Nick
Nick

Reputation: 565

Multiple PHPSESSID collisions

I have noticed that multiple users per day are being assigned the same session_id. I am using php 7.2 now, but looking back into the history of user sessions this has been happening since I was using php 5.4.

I am just using php defaults of session_start(), no custom session handler.

I have read that the session_id is a combo of the client ip and time, but give that I am using a load balancer, that might be limiting the randomness of the ip_addresses?

What is the proper way to increase the uniqueness of session_ids to prevent collisions when using a load balancer?

Upvotes: 4

Views: 1922

Answers (2)

siliconrockstar
siliconrockstar

Reputation: 3664

Assuming you're running PHP-FPM on each web node, but I guess #2 and #3 would probably work running PHP as an Apache plugin as well.

You've got a few options here:

  1. Keep your LB'd web nodes with apache and have each one point to the same upstream PHP-FPM server. Obviously the third box running the single PHP-FPM process might need to be beefier, since it's handling PHP parsing for both web nodes.
  2. Change the session storage to point to a file location (probably a NFS or SMB share) that both servers can access. Not sure if I've ever done this honestly but it seems like it would work. Really, your web files should probably be on an NFS/SMB share already so you can deploy changes to only one location.
  3. Spin up a redis server and have both web nodes' PHP-FPM process use that for session.
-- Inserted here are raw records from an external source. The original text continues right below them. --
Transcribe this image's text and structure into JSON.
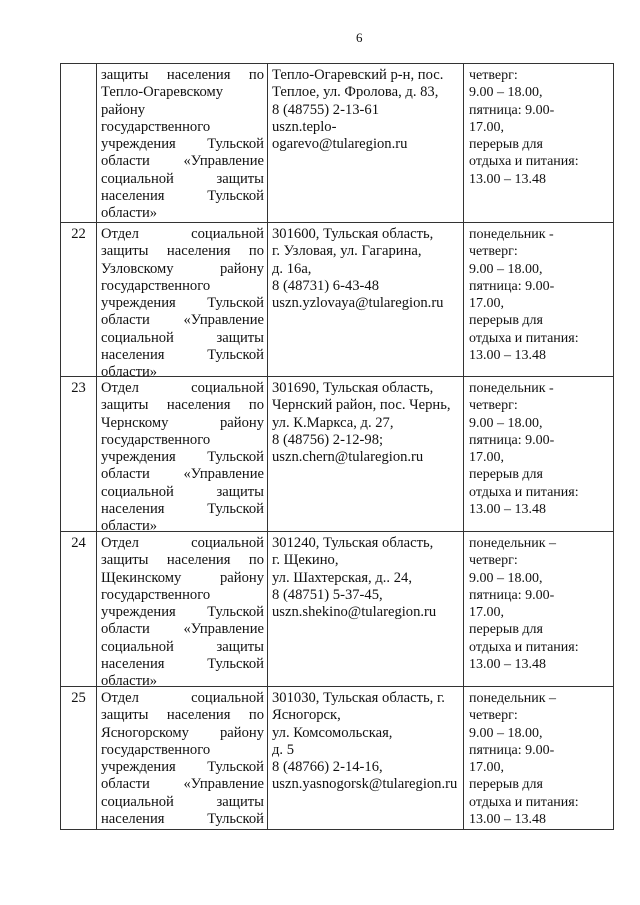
{
  "page_number": "6",
  "rows": [
    {
      "num": "",
      "org": [
        "защиты населения по",
        "Тепло-Огаревскому",
        "району",
        "государственного",
        "учреждения Тульской",
        "области «Управление",
        "социальной защиты",
        "населения Тульской",
        "области»"
      ],
      "address": [
        "Тепло-Огаревский р-н, пос.",
        "Теплое, ул. Фролова, д. 83,",
        "8 (48755) 2-13-61",
        "uszn.teplo-",
        "ogarevo@tularegion.ru"
      ],
      "hours": [
        "четверг:",
        "9.00 – 18.00,",
        "пятница: 9.00-",
        "17.00,",
        "перерыв для",
        "отдыха и питания:",
        "13.00 – 13.48"
      ]
    },
    {
      "num": "22",
      "org": [
        "Отдел социальной",
        "защиты населения по",
        "Узловскому району",
        "государственного",
        "учреждения Тульской",
        "области «Управление",
        "социальной защиты",
        "населения Тульской",
        "области»"
      ],
      "address": [
        "301600, Тульская область,",
        "г. Узловая, ул. Гагарина,",
        "д. 16а,",
        "8 (48731) 6-43-48",
        "uszn.yzlovaya@tularegion.ru"
      ],
      "hours": [
        "понедельник -",
        "четверг:",
        "9.00 – 18.00,",
        "пятница: 9.00-",
        "17.00,",
        "перерыв для",
        "отдыха и питания:",
        "13.00 – 13.48"
      ]
    },
    {
      "num": "23",
      "org": [
        "Отдел социальной",
        "защиты населения по",
        "Чернскому району",
        "государственного",
        "учреждения Тульской",
        "области «Управление",
        "социальной защиты",
        "населения Тульской",
        "области»"
      ],
      "address": [
        "301690, Тульская область,",
        "Чернский район, пос. Чернь,",
        "ул. К.Маркса, д. 27,",
        "8 (48756) 2-12-98;",
        "uszn.chern@tularegion.ru"
      ],
      "hours": [
        "понедельник -",
        "четверг:",
        "9.00 – 18.00,",
        "пятница: 9.00-",
        "17.00,",
        "перерыв для",
        "отдыха и питания:",
        "13.00 – 13.48"
      ]
    },
    {
      "num": "24",
      "org": [
        "Отдел социальной",
        "защиты населения по",
        "Щекинскому району",
        "государственного",
        "учреждения Тульской",
        "области «Управление",
        "социальной защиты",
        "населения Тульской",
        "области»"
      ],
      "address": [
        "301240, Тульская область,",
        "г. Щекино,",
        "ул. Шахтерская, д.. 24,",
        "8 (48751) 5-37-45,",
        "uszn.shekino@tularegion.ru"
      ],
      "hours": [
        "понедельник –",
        "четверг:",
        "9.00 – 18.00,",
        "пятница: 9.00-",
        "17.00,",
        "перерыв для",
        "отдыха и питания:",
        "13.00 – 13.48"
      ]
    },
    {
      "num": "25",
      "org": [
        "Отдел социальной",
        "защиты населения по",
        "Ясногорскому району",
        "государственного",
        "учреждения Тульской",
        "области «Управление",
        "социальной защиты",
        "населения Тульской"
      ],
      "address": [
        "301030, Тульская область, г.",
        "Ясногорск,",
        "ул. Комсомольская,",
        "д. 5",
        "8 (48766) 2-14-16,",
        "uszn.yasnogorsk@tularegion.ru"
      ],
      "hours": [
        "понедельник –",
        "четверг:",
        "9.00 – 18.00,",
        "пятница: 9.00-",
        "17.00,",
        "перерыв для",
        "отдыха и питания:",
        "13.00 – 13.48"
      ]
    }
  ]
}
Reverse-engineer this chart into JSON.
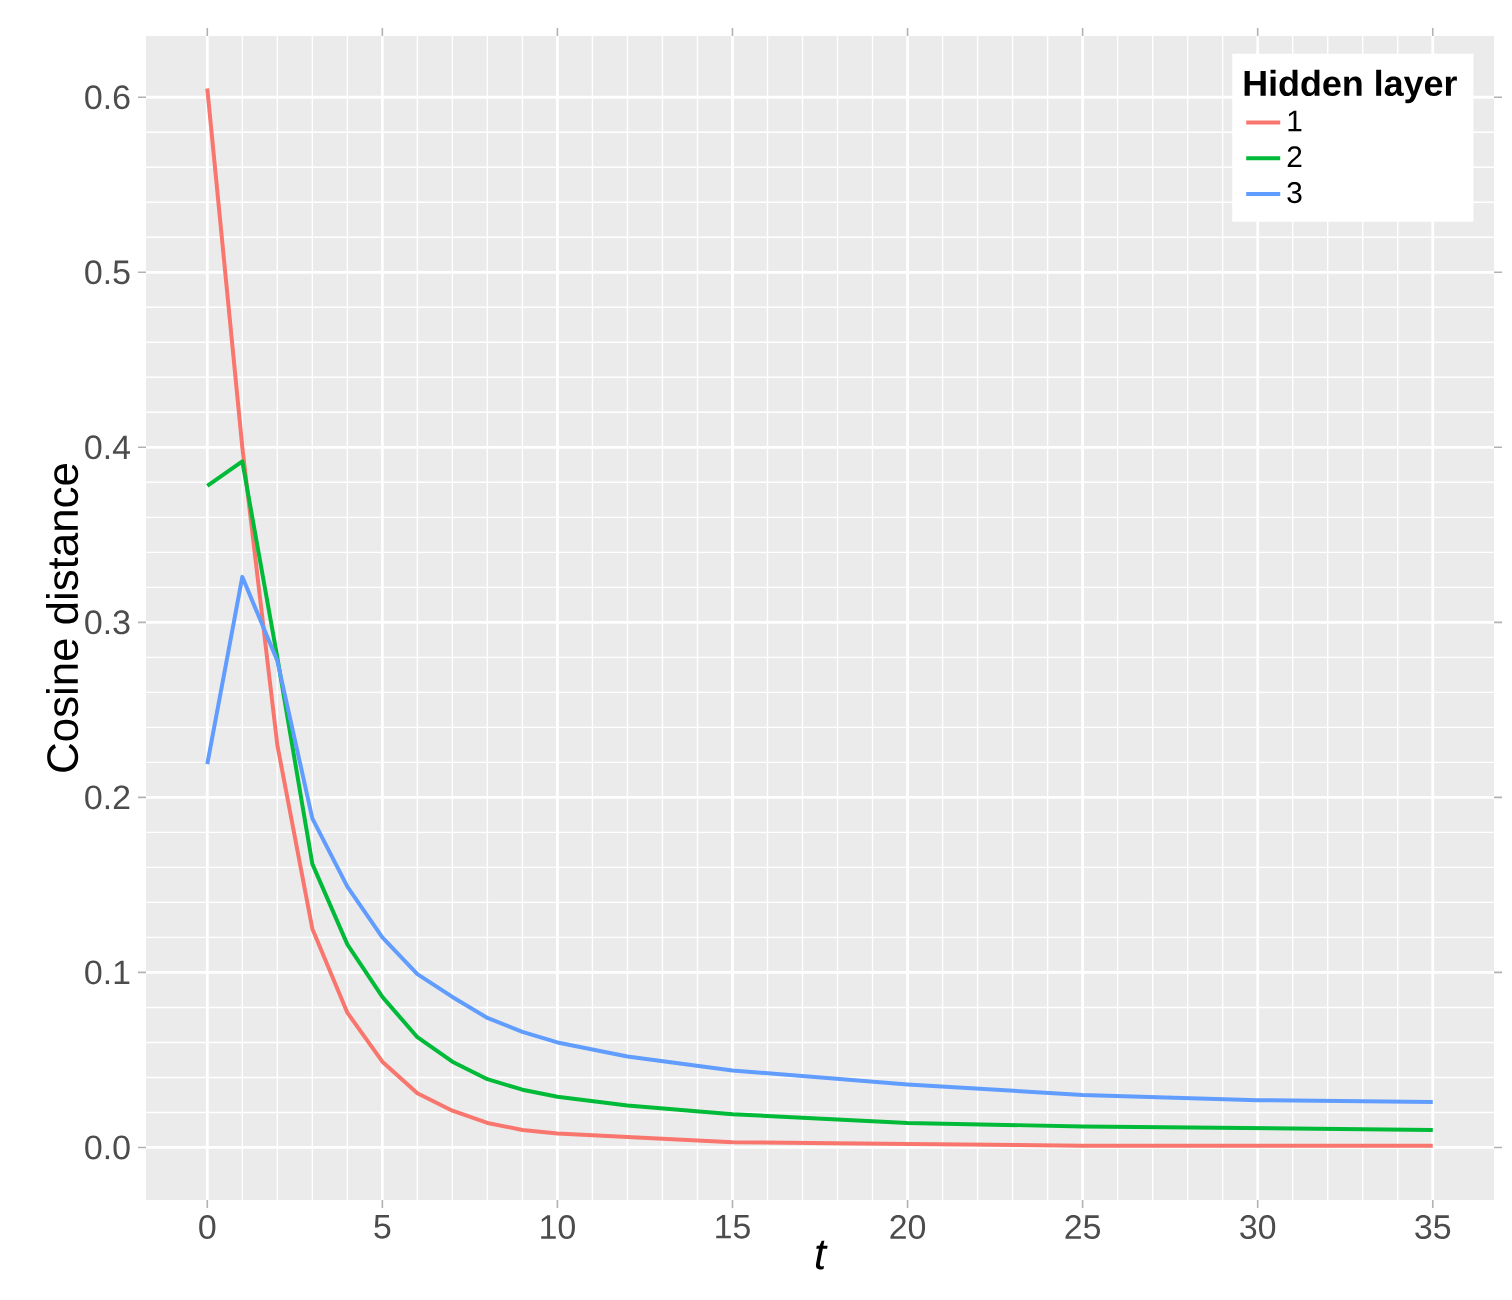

Number three is probably the best option in most cases.

Upvotes: 1

Devon Kiss
Devon Kiss

Reputation: 239

If you are using Nginx you may want to check if FastCGI micro-caching is enabled and disable it. This has caused some errors before noted in PHP.net developers bugs listings in PHP 7.1 running nginx

Bug #75496 Session ID Collision happened few times

After the first case [of collision] we changed a hash entropy php settings in php.ini so session_id is now 48 chars but it didn't help to prevent second case.

Solution:

FastCGI micro caching at nginx that cached 200 responses together with session cookies. Of course maybe it was set wrong at our server, but its definitely has nothing to do with PHP.